I almost expected Robert De Niro to show up and give his sapient advice: Never have anything in your life that you can’t walk out on in thirty seconds.
This movie belongs to Ryan Gosling, who is so bad-ass that he doesn’t even have a name. Gosling plays The Driver, who in a great opening sequence, shows us that he not only knows how to drive a car, but that the chase that ensues with the cops in the city is well thought out and extremely well planned.
The opening car chase sequence instantly hooks you on the film, and establishes that the movie is going to be a great ride. At first, I immediately thought of that other movie franchise that involved a driver not exactly in sync with the law, but Drive is no Transporter. Within minutes of starting the film Drive had easily left The Transporter in its dust.

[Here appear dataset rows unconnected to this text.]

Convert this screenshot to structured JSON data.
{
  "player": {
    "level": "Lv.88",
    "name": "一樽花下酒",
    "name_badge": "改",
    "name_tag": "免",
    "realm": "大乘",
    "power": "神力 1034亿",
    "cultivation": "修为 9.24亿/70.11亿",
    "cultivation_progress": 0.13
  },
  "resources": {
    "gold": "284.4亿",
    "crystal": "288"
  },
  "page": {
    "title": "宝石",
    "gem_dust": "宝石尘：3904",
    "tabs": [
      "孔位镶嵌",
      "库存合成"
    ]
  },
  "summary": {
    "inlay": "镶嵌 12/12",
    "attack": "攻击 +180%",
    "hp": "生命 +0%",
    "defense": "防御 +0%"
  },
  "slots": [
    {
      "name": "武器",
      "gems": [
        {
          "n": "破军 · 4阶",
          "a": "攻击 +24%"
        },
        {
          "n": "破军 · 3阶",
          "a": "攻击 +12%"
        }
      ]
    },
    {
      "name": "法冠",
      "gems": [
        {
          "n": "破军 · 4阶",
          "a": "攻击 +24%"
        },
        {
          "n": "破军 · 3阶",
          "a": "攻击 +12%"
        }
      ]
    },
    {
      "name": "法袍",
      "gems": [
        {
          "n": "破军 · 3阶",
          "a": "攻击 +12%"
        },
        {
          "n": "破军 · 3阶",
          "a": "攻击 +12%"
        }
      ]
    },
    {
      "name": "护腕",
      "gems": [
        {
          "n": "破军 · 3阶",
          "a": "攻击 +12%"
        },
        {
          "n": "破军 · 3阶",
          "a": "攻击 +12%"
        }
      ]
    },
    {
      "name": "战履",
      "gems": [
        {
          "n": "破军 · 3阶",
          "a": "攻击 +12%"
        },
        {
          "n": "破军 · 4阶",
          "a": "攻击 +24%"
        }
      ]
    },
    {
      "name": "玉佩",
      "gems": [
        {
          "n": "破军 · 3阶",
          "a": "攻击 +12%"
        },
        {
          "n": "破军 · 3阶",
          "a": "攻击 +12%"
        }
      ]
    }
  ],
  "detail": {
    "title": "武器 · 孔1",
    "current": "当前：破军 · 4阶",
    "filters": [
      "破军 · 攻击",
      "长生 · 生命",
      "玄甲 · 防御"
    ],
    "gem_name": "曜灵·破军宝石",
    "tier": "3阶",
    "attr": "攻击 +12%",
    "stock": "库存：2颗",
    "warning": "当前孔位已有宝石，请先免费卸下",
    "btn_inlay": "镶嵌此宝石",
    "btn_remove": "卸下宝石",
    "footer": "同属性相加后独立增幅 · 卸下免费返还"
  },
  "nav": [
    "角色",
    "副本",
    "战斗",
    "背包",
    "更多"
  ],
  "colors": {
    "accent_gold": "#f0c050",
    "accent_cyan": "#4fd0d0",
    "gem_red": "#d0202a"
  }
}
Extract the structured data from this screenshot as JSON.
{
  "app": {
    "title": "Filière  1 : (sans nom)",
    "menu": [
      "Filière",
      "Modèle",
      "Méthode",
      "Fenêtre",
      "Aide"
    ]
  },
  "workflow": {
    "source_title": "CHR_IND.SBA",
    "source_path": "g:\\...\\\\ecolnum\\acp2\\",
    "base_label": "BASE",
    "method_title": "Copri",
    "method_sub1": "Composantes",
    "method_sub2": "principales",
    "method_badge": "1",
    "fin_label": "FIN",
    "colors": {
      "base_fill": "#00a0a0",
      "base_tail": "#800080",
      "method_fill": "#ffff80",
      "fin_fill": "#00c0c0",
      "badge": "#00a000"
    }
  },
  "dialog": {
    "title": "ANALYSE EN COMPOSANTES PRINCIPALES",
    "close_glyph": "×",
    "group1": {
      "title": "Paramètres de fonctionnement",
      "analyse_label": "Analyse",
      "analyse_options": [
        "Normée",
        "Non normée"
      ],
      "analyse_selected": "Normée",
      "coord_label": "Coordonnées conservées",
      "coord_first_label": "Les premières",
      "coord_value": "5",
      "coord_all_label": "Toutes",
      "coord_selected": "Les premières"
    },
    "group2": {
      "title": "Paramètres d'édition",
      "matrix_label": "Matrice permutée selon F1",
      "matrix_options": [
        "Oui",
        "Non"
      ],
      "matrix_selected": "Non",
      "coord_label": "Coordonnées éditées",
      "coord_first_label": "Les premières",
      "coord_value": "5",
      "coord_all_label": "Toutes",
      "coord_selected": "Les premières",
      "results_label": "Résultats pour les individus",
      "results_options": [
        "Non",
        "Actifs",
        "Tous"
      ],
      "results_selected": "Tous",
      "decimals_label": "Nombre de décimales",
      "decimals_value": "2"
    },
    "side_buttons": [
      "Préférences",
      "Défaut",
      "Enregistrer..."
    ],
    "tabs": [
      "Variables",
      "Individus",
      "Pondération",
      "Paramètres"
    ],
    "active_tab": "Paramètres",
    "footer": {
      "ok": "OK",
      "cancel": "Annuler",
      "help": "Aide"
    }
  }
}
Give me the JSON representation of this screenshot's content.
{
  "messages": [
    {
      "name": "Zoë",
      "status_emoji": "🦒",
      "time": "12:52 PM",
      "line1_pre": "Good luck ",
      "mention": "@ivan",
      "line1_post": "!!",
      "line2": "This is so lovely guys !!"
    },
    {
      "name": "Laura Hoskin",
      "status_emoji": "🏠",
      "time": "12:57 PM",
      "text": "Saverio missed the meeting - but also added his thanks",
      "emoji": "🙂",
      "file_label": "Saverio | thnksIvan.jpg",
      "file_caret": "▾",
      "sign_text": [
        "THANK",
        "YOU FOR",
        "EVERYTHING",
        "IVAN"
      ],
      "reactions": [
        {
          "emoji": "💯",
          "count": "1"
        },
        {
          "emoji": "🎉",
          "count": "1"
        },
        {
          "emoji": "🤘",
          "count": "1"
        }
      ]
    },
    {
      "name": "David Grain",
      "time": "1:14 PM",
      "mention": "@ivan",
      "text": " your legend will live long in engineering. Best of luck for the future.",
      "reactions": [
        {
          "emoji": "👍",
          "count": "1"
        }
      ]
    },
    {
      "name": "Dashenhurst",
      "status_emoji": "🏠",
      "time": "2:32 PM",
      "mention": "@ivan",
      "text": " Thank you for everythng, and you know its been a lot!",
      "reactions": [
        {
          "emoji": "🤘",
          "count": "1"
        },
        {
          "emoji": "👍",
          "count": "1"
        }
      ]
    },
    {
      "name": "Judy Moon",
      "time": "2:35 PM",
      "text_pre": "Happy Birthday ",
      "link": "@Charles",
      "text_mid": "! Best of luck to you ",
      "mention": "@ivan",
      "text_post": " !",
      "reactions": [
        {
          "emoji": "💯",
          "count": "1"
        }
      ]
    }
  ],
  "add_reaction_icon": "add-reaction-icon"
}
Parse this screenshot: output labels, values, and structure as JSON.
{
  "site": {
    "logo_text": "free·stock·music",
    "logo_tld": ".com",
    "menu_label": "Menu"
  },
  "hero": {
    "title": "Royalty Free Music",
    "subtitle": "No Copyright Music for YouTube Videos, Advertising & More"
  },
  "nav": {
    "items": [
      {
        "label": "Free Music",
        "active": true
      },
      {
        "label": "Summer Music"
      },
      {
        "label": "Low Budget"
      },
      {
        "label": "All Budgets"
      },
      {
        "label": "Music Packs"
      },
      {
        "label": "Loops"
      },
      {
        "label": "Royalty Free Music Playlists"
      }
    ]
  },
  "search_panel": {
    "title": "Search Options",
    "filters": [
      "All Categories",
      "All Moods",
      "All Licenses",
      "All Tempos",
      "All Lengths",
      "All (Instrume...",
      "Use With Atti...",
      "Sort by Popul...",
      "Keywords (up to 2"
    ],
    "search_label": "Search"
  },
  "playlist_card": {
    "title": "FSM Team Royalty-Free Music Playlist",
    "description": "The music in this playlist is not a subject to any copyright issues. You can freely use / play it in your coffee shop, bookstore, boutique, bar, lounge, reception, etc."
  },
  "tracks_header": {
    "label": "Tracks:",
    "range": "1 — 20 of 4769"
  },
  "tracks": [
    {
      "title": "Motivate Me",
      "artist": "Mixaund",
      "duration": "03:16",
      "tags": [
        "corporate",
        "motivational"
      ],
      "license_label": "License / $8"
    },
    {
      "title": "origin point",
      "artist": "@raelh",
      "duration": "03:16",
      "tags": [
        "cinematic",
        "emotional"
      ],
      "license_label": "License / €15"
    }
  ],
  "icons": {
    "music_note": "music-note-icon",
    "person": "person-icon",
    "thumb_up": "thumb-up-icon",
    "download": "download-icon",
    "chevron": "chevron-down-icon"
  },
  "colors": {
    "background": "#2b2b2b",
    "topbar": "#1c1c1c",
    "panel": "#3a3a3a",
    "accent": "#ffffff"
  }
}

Gosling’s character is a Hollywood stunt driver and a mechanic at a local garage by day, but by night he lends his talents out to those that seek to rob or burglarize and make a fast disappearance. Bryan Cranston plays Gosling’s sort-of manager, Shannon, who finds him stunt work, and also owns the garage.
Gosling’s character’s story is never explained: who is he, why did he end up in such a seedy place, why did he choose to lend his talents to those making a living on the other side of the law? He is almost a modern version of Clint Eastwood’s Man with No Name.
Where does he come from? He just is, but as with all heroes, he is flawed, and not immune to falling in love, or at the very least, trying to help someone he feels something for. He falls for his beautiful neighbor, Irene (Carey Mulligan).
Irene has a little boy and her husband has been in jail for some time, and she is practically a single mother surviving on her own. Irene and Gosling’s character don’t spend a lot of time speaking, and they only kiss once in the movie, at the end. Theirs is a doomed romance, and they spend a lot of their time on screen looking at each other. But somehow it works.
I still have not wrapped by mind around it, but it works. Something about the colors, blue or golden, that Refn used to tint the shots…it speaks sadness and love, almost a Shakespearean tragedy, without words.
But of course, with the strength of Gosling’s character shining through the blues and yellows, the bad element intrudes and seeks to destroy.
Albert Brooks, in a truly chilling role, plays Bernie Rose, a mob man that controls Shannon. The dialogue that does happen alludes to a shady past between Rose and Shannon: Shannon will forever walk with a limp because Rose broke his hip.
The other bad man is Nino, played by the great Ron Perlmen, described as the Jew that owns a pizza place. Nino is the muscle who is isn’t afraid to shove his weight around, whereas Rose is seemingly the fatherly type who will talk to you and make you a deal but is really the one with the weight.
Gosling’s character tries to help Irene and gets wrapped up in her life as her husband gets out of prison. He tries to help and ends up with a worse mess than if he had stood to the side and watched the drama unfold and then walked away.
He takes his moonlighting job into the daylight and it is a set-up: Nino and Rose have seemingly double-crossed him and people end up dead. He then goes after Nino and Rose, fearing that they will retaliate against the weaker Shannon, who is like a father-figure to him.
Christina Hendricks almost plays a wasted part, a tag-along, Blanche, that goes on the last job with Gosling’s character. Perhaps her character is there to show just how far Gosling’s will go (some of his hero shine is tarnished as he pushes Hendricks’ character to tell the truth about the robbery).
Told with colors and skyline, Drive unfolds into tragedy. Of course, we, as the audience, see the downward spiral, but what makes us watch is our love of this kind of movie. Mann’s Heat brought us to this point, this style, the criminal life-style that couldn’t be more poignant. We identify with these characters, so far removed from the suburbia that grips us.
The film looks incredible on Blu-ray with the format capturing all the girt and glam of the film’s urban setting. It also comes loaded with special features that take you into the movie.
I thoroughly enjoyed Drive. It is refreshing to find within the confines of the seedy underground, art and love and strength of character.